When deciding to do a food issue, the editor thought, "though we aren't a food magazine, we've found that the subject is one of the best ways to talk about food culture and identity. When you come back from a trip, one of the first questions friends ask you is, 'How was the food?' Meaning not just 'Did you eat well?' but how did it reflect the place it was made, the history and the terroir? As the world becomes more homogenized, food is one of the last and most important artifacts of authenticity. We are, in so many senses, what we eat."
And it only took the magazine for smarties 40 years to figure out what every farmer, home cook, chef, food writer, food scientist and food manufacturer has known for centuries. Home is where the food is, and food tells us where home is.
There is also a great article on Julia Child by Ruth Reichl. Child's kitchen is in the Smithsonian, and it will be the centerpiece of a new exhibition called "Food: Transforming the American Table," which will open Fall 2012. The article looks at Child from a different perspective -- as a woman of her times, a novice cook whose grandest achievement was her long-lasting marriage.

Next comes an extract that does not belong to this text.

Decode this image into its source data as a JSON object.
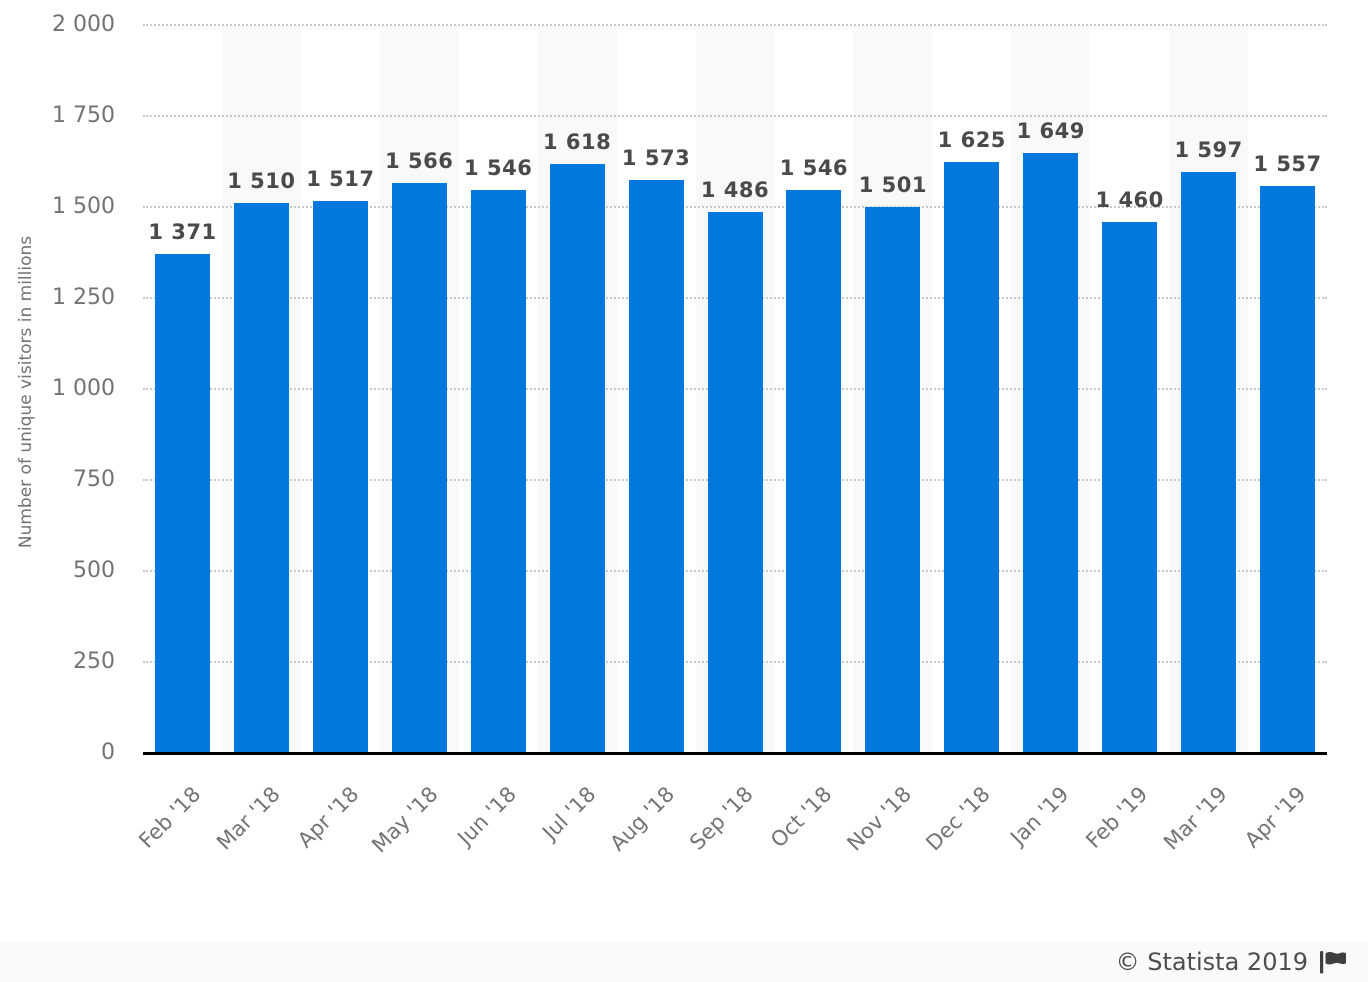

Equally important are the stories about salt, chicken, gumbo, oysters and whether technology can save breakfast. This issue was planned and put together with the help of Jonathan Gold, the Pulitzer Prize-winning food critic from LA.
If you love food, eat food, grow food, cook food, write about food or like to read about food, you must get this issue of the magazine. It is the first annual, and I look forward to many more years of the Smithsonian giving us foodies our due.